Allegations of sexual abuse by the longtime president of a leading Chicago-area Islamic school have roiled the region’s Muslims and raised questions about the reporting of sexual abuse in a close-knit religious community.
The allegations that Abdullah Saleem of the Institute of Islamic Education in Elgin, a Chicago suburb, sexually abused an adult female school employee surfaced in December, when a leading Muslim scholar referred to them in a blog.
Elgin police confirmed Saturday that they are conducting a criminal investigation into allegations of sexual abuse at the school, but spokesman Cmdr. Ana Lalley said she could provide no further details.
Saleem, who has been a respected Muslim leader in Chicago for decades, has not been charged with any crime.

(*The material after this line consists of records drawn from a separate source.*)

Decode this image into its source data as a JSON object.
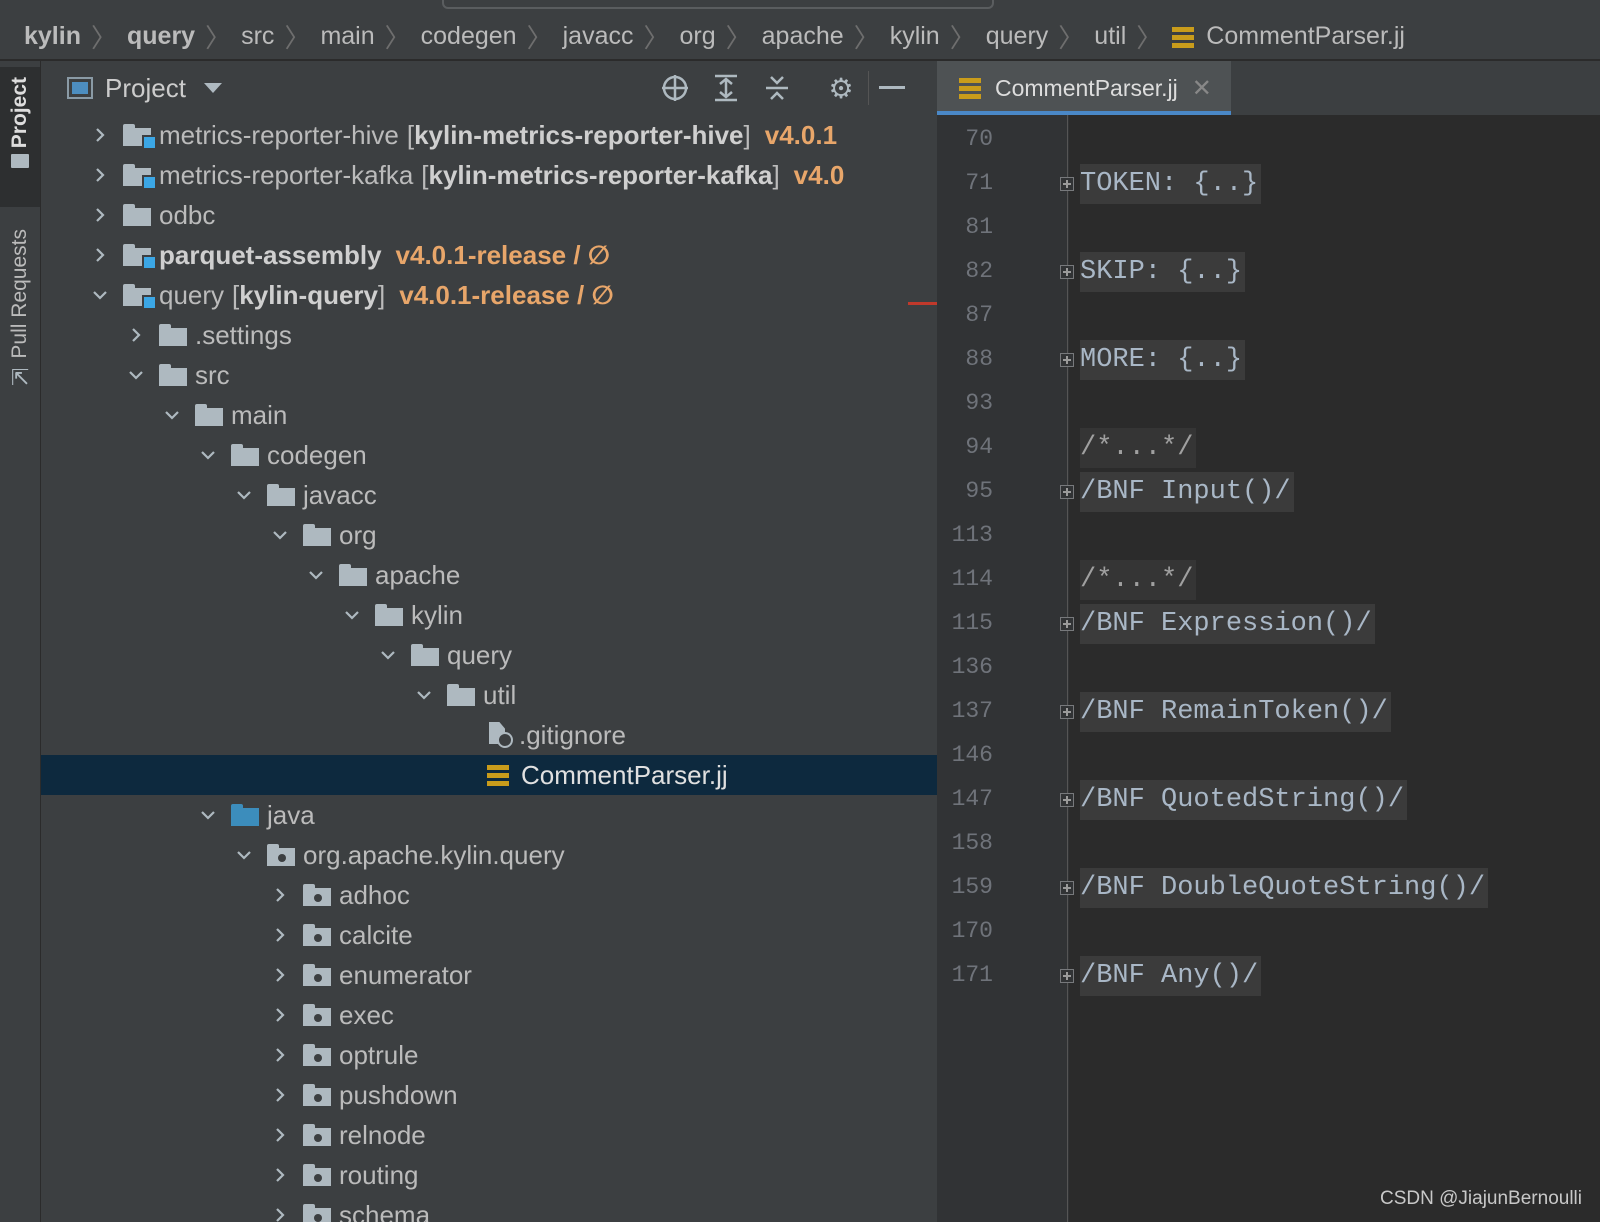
{
  "breadcrumb": [
    "kylin",
    "query",
    "src",
    "main",
    "codegen",
    "javacc",
    "org",
    "apache",
    "kylin",
    "query",
    "util",
    "CommentParser.jj"
  ],
  "sidebar": {
    "project_tab": "Project",
    "pull_requests_tab": "Pull Requests"
  },
  "project_panel": {
    "title": "Project"
  },
  "tree": [
    {
      "label": "metrics-reporter-hive",
      "module": "[kylin-metrics-reporter-hive]",
      "ver": "v4.0.1"
    },
    {
      "label": "metrics-reporter-kafka",
      "module": "[kylin-metrics-reporter-kafka]",
      "ver": "v4.0"
    },
    {
      "label": "odbc"
    },
    {
      "label": "parquet-assembly",
      "ver": "v4.0.1-release / ∅"
    },
    {
      "label": "query",
      "module": "[kylin-query]",
      "ver": "v4.0.1-release / ∅"
    },
    {
      "label": ".settings"
    },
    {
      "label": "src"
    },
    {
      "label": "main"
    },
    {
      "label": "codegen"
    },
    {
      "label": "javacc"
    },
    {
      "label": "org"
    },
    {
      "label": "apache"
    },
    {
      "label": "kylin"
    },
    {
      "label": "query"
    },
    {
      "label": "util"
    },
    {
      "label": ".gitignore"
    },
    {
      "label": "CommentParser.jj"
    },
    {
      "label": "java"
    },
    {
      "label": "org.apache.kylin.query"
    },
    {
      "label": "adhoc"
    },
    {
      "label": "calcite"
    },
    {
      "label": "enumerator"
    },
    {
      "label": "exec"
    },
    {
      "label": "optrule"
    },
    {
      "label": "pushdown"
    },
    {
      "label": "relnode"
    },
    {
      "label": "routing"
    },
    {
      "label": "schema"
    }
  ],
  "editor": {
    "tab_label": "CommentParser.jj",
    "lines": [
      "70",
      "71",
      "81",
      "82",
      "87",
      "88",
      "93",
      "94",
      "95",
      "113",
      "114",
      "115",
      "136",
      "137",
      "146",
      "147",
      "158",
      "159",
      "170",
      "171"
    ],
    "code": [
      "",
      "TOKEN: {..}",
      "",
      "SKIP: {..}",
      "",
      "MORE: {..}",
      "",
      "/*...*/",
      "/BNF Input()/",
      "",
      "/*...*/",
      "/BNF Expression()/",
      "",
      "/BNF RemainToken()/",
      "",
      "/BNF QuotedString()/",
      "",
      "/BNF DoubleQuoteString()/",
      "",
      "/BNF Any()/"
    ]
  },
  "watermark": "CSDN @JiajunBernoulli",
  "colors": {
    "panel": "#3c3f41",
    "editor": "#2b2b2b",
    "selection": "#0d293e",
    "version": "#e8a66a",
    "accent": "#4a88c7"
  }
}
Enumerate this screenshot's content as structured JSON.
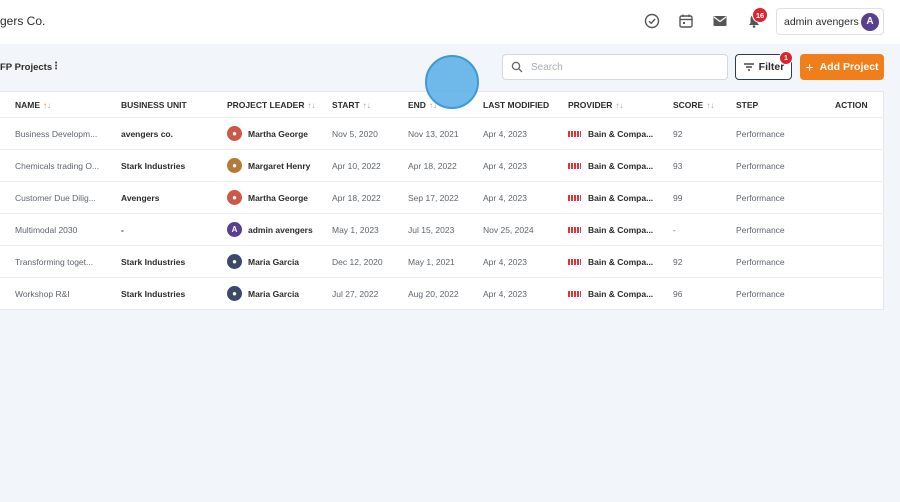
{
  "header": {
    "brand": "gers Co.",
    "user_name": "admin avengers",
    "notification_count": "16",
    "icons": [
      "check-circle-icon",
      "calendar-icon",
      "mail-icon",
      "bell-icon"
    ]
  },
  "toolbar": {
    "section_title": "FP Projects",
    "search_placeholder": "Search",
    "filter_label": "Filter",
    "filter_count": "1",
    "add_label": "Add Project"
  },
  "table": {
    "columns": [
      "NAME",
      "BUSINESS UNIT",
      "PROJECT LEADER",
      "START",
      "END",
      "LAST MODIFIED",
      "PROVIDER",
      "SCORE",
      "STEP",
      "ACTION"
    ],
    "rows": [
      {
        "name": "Business Developm...",
        "unit": "avengers co.",
        "leader": "Martha George",
        "start": "Nov 5, 2020",
        "end": "Nov 13, 2021",
        "modified": "Apr 4, 2023",
        "provider": "Bain & Compa...",
        "score": "92",
        "step": "Performance"
      },
      {
        "name": "Chemicals trading O...",
        "unit": "Stark Industries",
        "leader": "Margaret Henry",
        "start": "Apr 10, 2022",
        "end": "Apr 18, 2022",
        "modified": "Apr 4, 2023",
        "provider": "Bain & Compa...",
        "score": "93",
        "step": "Performance"
      },
      {
        "name": "Customer Due Dilig...",
        "unit": "Avengers",
        "leader": "Martha George",
        "start": "Apr 18, 2022",
        "end": "Sep 17, 2022",
        "modified": "Apr 4, 2023",
        "provider": "Bain & Compa...",
        "score": "99",
        "step": "Performance"
      },
      {
        "name": "Multimodal 2030",
        "unit": "-",
        "leader": "admin avengers",
        "start": "May 1, 2023",
        "end": "Jul 15, 2023",
        "modified": "Nov 25, 2024",
        "provider": "Bain & Compa...",
        "score": "-",
        "step": "Performance"
      },
      {
        "name": "Transforming toget...",
        "unit": "Stark Industries",
        "leader": "Maria Garcia",
        "start": "Dec 12, 2020",
        "end": "May 1, 2021",
        "modified": "Apr 4, 2023",
        "provider": "Bain & Compa...",
        "score": "92",
        "step": "Performance"
      },
      {
        "name": "Workshop R&I",
        "unit": "Stark Industries",
        "leader": "Maria Garcia",
        "start": "Jul 27, 2022",
        "end": "Aug 20, 2022",
        "modified": "Apr 4, 2023",
        "provider": "Bain & Compa...",
        "score": "96",
        "step": "Performance"
      }
    ]
  },
  "colors": {
    "accent": "#f07e1a",
    "badge": "#d9252f",
    "background": "#f2f5f9"
  }
}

Mohammed Kaiseruddin, chairman of the Council of Islamic Organizations of Greater Chicago , the region’s most influential Muslim umbrella group, said Saleem has resigned from his post and been replaced by his son. He said Saleem left for his native India after the allegations surfaced, and he did not know if he had returned.
“I’ve known him for a very long time; it came as a shock to me,” Kaiseruddin said. “Many people found it unbelievable that he would be accused of something like this. I found it unbelievable, too, until I talked to a few other people and got the same story from all of them. Sometimes our weaknesses lead us to do unbelievable things.”

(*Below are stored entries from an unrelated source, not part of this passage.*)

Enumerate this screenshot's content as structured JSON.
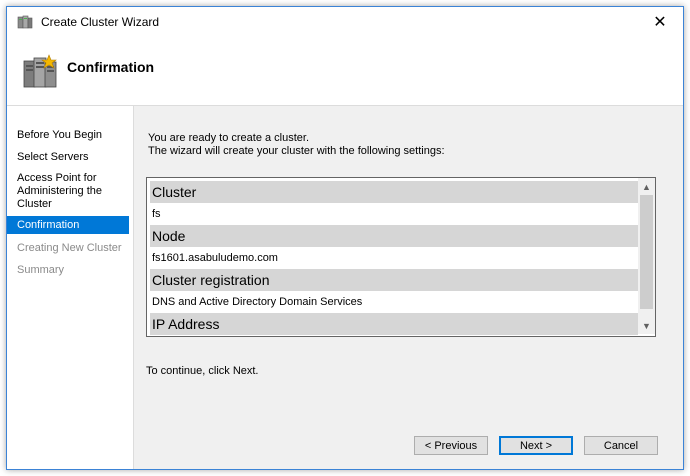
{
  "window": {
    "title": "Create Cluster Wizard",
    "close_glyph": "✕"
  },
  "header": {
    "title": "Confirmation",
    "icon": "cluster-servers-icon"
  },
  "nav": {
    "items": [
      {
        "label": "Before You Begin",
        "state": "normal"
      },
      {
        "label": "Select Servers",
        "state": "normal"
      },
      {
        "label": "Access Point for\nAdministering the\nCluster",
        "state": "normal"
      },
      {
        "label": "Confirmation",
        "state": "selected"
      },
      {
        "label": "Creating New Cluster",
        "state": "disabled"
      },
      {
        "label": "Summary",
        "state": "disabled"
      }
    ]
  },
  "content": {
    "intro_line1": "You are ready to create a cluster.",
    "intro_line2": "The wizard will create your cluster with the following settings:",
    "settings": [
      {
        "heading": "Cluster",
        "value": "fs"
      },
      {
        "heading": "Node",
        "value": "fs1601.asabuludemo.com"
      },
      {
        "heading": "Cluster registration",
        "value": "DNS and Active Directory Domain Services"
      },
      {
        "heading": "IP Address",
        "value": ""
      }
    ],
    "continue_text": "To continue, click Next."
  },
  "buttons": {
    "previous": "< Previous",
    "next": "Next >",
    "cancel": "Cancel"
  },
  "colors": {
    "selection": "#0078d7",
    "section_header_bg": "#d6d6d6",
    "window_border": "#3b83d6"
  }
}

Numerous attempts to reach school officials for comment were unsuccessful.
While the allegations against Saleem are nowhere near the scale of the sexual-abuse scandal faced in recent years by the Roman Catholic Church, they have raised similar painful questions about the relationship between religious communities and law enforcement officials.

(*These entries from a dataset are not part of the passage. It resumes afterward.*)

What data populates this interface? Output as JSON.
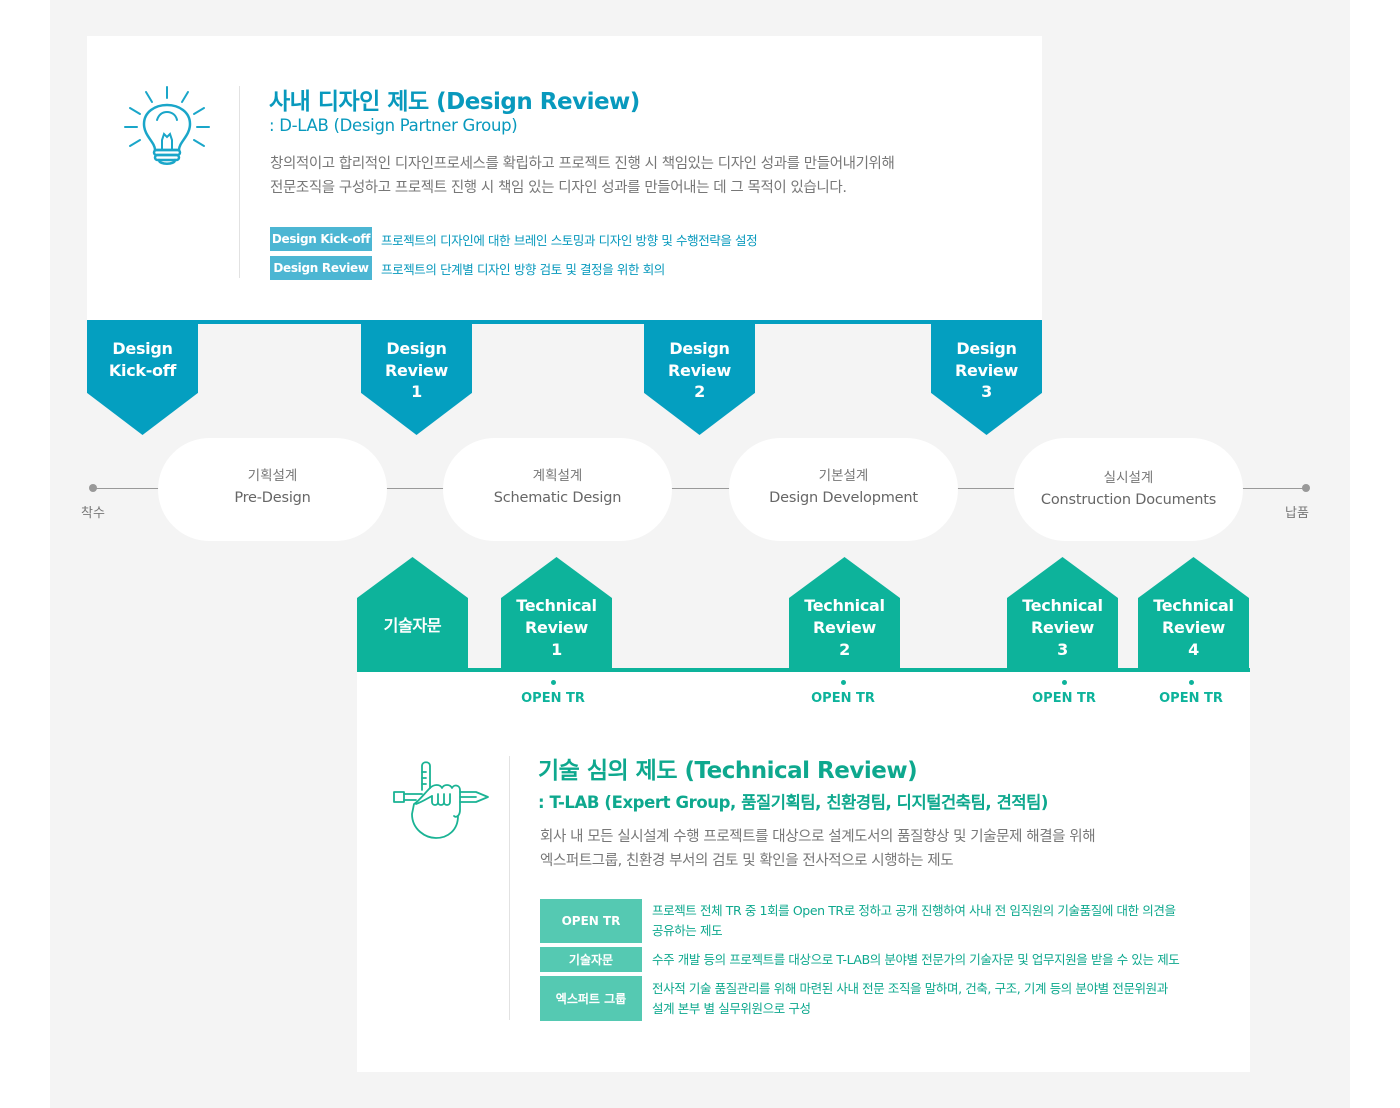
{
  "design_review": {
    "title": "사내 디자인 제도 (Design Review)",
    "subtitle": ": D-LAB (Design Partner Group)",
    "description": [
      "창의적이고 합리적인 디자인프로세스를 확립하고 프로젝트 진행 시 책임있는 디자인 성과를 만들어내기위해",
      "전문조직을 구성하고 프로젝트 진행 시 책임 있는 디자인 성과를 만들어내는 데 그 목적이 있습니다."
    ],
    "definitions": [
      {
        "term": "Design Kick-off",
        "text": "프로젝트의 디자인에 대한 브레인 스토밍과 디자인 방향 및 수행전략을 설정"
      },
      {
        "term": "Design Review",
        "text": "프로젝트의 단계별 디자인 방향 검토 및 결정을 위한 회의"
      }
    ],
    "icon": "lightbulb-icon",
    "accent_color": "#049fc0"
  },
  "design_markers": [
    {
      "lines": [
        "Design",
        "Kick-off"
      ]
    },
    {
      "lines": [
        "Design",
        "Review",
        "1"
      ]
    },
    {
      "lines": [
        "Design",
        "Review",
        "2"
      ]
    },
    {
      "lines": [
        "Design",
        "Review",
        "3"
      ]
    }
  ],
  "timeline": {
    "start_label": "착수",
    "end_label": "납품",
    "phases": [
      {
        "ko": "기획설계",
        "en": "Pre-Design"
      },
      {
        "ko": "계획설계",
        "en": "Schematic Design"
      },
      {
        "ko": "기본설계",
        "en": "Design Development"
      },
      {
        "ko": "실시설계",
        "en": "Construction Documents"
      }
    ]
  },
  "technical_markers": [
    {
      "lines": [
        "기술자문"
      ]
    },
    {
      "lines": [
        "Technical",
        "Review",
        "1"
      ],
      "open_tr": "OPEN TR"
    },
    {
      "lines": [
        "Technical",
        "Review",
        "2"
      ],
      "open_tr": "OPEN TR"
    },
    {
      "lines": [
        "Technical",
        "Review",
        "3"
      ],
      "open_tr": "OPEN TR"
    },
    {
      "lines": [
        "Technical",
        "Review",
        "4"
      ],
      "open_tr": "OPEN TR"
    }
  ],
  "technical_review": {
    "title": "기술 심의 제도 (Technical Review)",
    "subtitle": ": T-LAB (Expert Group, 품질기획팀, 친환경팀, 디지털건축팀, 견적팀)",
    "description": [
      "회사 내 모든 실시설계 수행 프로젝트를 대상으로 설계도서의 품질향상 및 기술문제 해결을 위해",
      "엑스퍼트그룹, 친환경 부서의 검토 및 확인을 전사적으로 시행하는 제도"
    ],
    "definitions": [
      {
        "term": "OPEN TR",
        "text": [
          "프로젝트 전체 TR 중 1회를 Open TR로 정하고 공개 진행하여 사내 전 임직원의 기술품질에 대한 의견을",
          "공유하는 제도"
        ]
      },
      {
        "term": "기술자문",
        "text": [
          "수주 개발 등의 프로젝트를 대상으로 T-LAB의 분야별 전문가의 기술자문 및 업무지원을 받을 수 있는 제도"
        ]
      },
      {
        "term": "엑스퍼트 그룹",
        "text": [
          "전사적 기술 품질관리를 위해 마련된 사내 전문 조직을 말하며, 건축, 구조, 기계 등의 분야별 전문위원과",
          "설계 본부 별 실무위원으로 구성"
        ]
      }
    ],
    "icon": "hand-pencil-icon",
    "accent_color": "#0db39b"
  }
}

How could one imams actions near the scale of the entire Roman Catholic Church?
Junaid Afeef, a lawyer and Muslim leader in Chicago, said religious and community leaders, especially among the older generation, initially had a “circle-the-wagons” response to the allegations. He said at first they largely ignored them, then chose to investigate them themselves rather than go immediately to the police.
“That’s not their job,” Afeef said. “I wasn’t surprised, but I was a little disappointed.”
“This isn’t the ’80s or the ’90s anymore,” he said. “For a while we insisted on believing that sex abuse and rape don’t happen in our community, because we are Muslims and Muslims don’t do that. But now we know that whatever social ills exists in the broader world, exist in our community, too.”
Odd, imams around the world can be readily found on Youtube stating beating your wife is permitted in Islam as is forcing her to have sex (i.e., rape).
And this guy was as revered as they come in the “Muslim community.” The scale is getting heavier, via the ultra pro-Islam, terorr-defender at the NY Crimes, Sexual Abuse Allegations Against Imam Stir Rifts in Insular Illinois Community:
Over time, she said the touching became more aggressive, reaching a point that she did something almost unheard-of in her community. She told people: her family, a social worker, an Islamic scholar. Recently, she went to the police. As word spread of what she had told them, three other women came forward, telling detectives that as young girls they had been molested by Mr. Saleem.
The accusations are particularly jarring because of Mr. Saleem’s stature. “In the South Asian community, he is like Billy Graham. He’s the archbishop of Chicago,” said Omer Mozaffar, an Islamic scholar who serves as the Muslim chaplain at Loyola University Chicago and who acted as a mediator between Mr. Saleem and his first accuser last year.